Integration feels tight - Harbor pipes the results straight into Terminal-Bench, and the developers say they’ve already used the combo themselves. Still, it’s unclear whether the wider community will bite on a container-first workflow, especially since turning existing agents into containers can be a bit of work. The release does address long-standing headaches around reproducibility and scaling, but we haven’t seen how it copes with agents that weren’t built for containers.
If the promised flexibility survives a variety of architectures, the two tools together could make moving from prototype to production smoother. Until some independent users put Harbor through its paces, the real impact stays mostly speculative.
Common Questions Answered
What does Harbor enable developers to do with any container‑installable agent in Terminal‑Bench 2.0?
Harbor allows developers to drop any container‑installable agent into a controlled testbed without rebuilding pipelines, feeding the results directly into Terminal‑Bench 2.0 for evaluation. This integration supports end‑to‑end testing of agents on realistic, tougher tasks.
How does Harbor support scalable supervised fine‑tuning (SFT) and reinforcement learning (RL) pipelines?
Harbor provides built‑in pipelines that can scale supervised fine‑tuning and reinforcement learning workloads across many rollouts, as demonstrated by tens of thousands of internal runs during benchmark creation. These pipelines are designed to work seamlessly with Terminal‑Bench 2.0’s evaluation framework.

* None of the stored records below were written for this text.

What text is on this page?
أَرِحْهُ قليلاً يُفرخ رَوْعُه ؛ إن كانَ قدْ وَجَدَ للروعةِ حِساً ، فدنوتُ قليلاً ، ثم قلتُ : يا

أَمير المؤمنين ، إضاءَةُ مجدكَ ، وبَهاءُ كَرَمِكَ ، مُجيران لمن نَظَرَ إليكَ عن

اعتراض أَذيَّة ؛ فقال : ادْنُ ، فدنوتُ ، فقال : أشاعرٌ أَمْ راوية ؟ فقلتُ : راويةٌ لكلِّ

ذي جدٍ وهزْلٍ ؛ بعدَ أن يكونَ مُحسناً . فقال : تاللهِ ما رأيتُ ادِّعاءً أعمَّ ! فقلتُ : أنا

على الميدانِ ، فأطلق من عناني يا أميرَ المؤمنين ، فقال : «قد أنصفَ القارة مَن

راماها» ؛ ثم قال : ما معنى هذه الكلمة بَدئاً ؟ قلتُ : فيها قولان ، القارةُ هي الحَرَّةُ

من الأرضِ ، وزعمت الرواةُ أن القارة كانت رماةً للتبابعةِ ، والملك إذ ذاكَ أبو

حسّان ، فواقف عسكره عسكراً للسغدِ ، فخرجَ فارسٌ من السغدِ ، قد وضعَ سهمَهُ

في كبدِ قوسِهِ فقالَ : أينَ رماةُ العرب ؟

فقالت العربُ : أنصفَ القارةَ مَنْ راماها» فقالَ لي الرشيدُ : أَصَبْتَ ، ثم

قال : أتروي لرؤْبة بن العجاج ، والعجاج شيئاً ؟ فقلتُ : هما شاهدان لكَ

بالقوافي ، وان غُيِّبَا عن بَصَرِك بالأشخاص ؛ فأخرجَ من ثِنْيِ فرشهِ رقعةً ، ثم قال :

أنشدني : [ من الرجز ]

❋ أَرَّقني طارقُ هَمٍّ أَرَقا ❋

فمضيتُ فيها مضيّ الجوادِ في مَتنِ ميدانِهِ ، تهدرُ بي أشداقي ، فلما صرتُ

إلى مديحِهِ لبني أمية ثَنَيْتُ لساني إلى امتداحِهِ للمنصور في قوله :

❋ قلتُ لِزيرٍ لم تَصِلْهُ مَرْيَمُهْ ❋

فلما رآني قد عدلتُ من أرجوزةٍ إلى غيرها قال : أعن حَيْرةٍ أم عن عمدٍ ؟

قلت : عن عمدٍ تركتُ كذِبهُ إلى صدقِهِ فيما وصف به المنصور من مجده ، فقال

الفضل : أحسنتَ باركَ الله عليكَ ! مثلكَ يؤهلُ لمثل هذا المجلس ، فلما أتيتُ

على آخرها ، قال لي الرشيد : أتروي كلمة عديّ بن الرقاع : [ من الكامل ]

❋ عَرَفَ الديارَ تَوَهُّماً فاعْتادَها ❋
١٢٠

Can users create custom benchmarks with Harbor, and if so, how is this achieved?
Yes, Harbor includes functionality for custom benchmark creation and deployment, allowing users to define their own tasks and metrics. The framework then integrates these custom benchmarks into Terminal‑Bench 2.0, ensuring results are captured in the same reproducible environment.
What evidence does the article provide that Harbor and Terminal‑Bench 2.0 are ready for public use?
The article notes that Harbor has been used internally to run tens of thousands of rollouts while building the new benchmark, and it is now publicly available via harborframework.com with documentation for testing and submitting agents. This demonstrates both extensive internal validation and readiness for broader community adoption.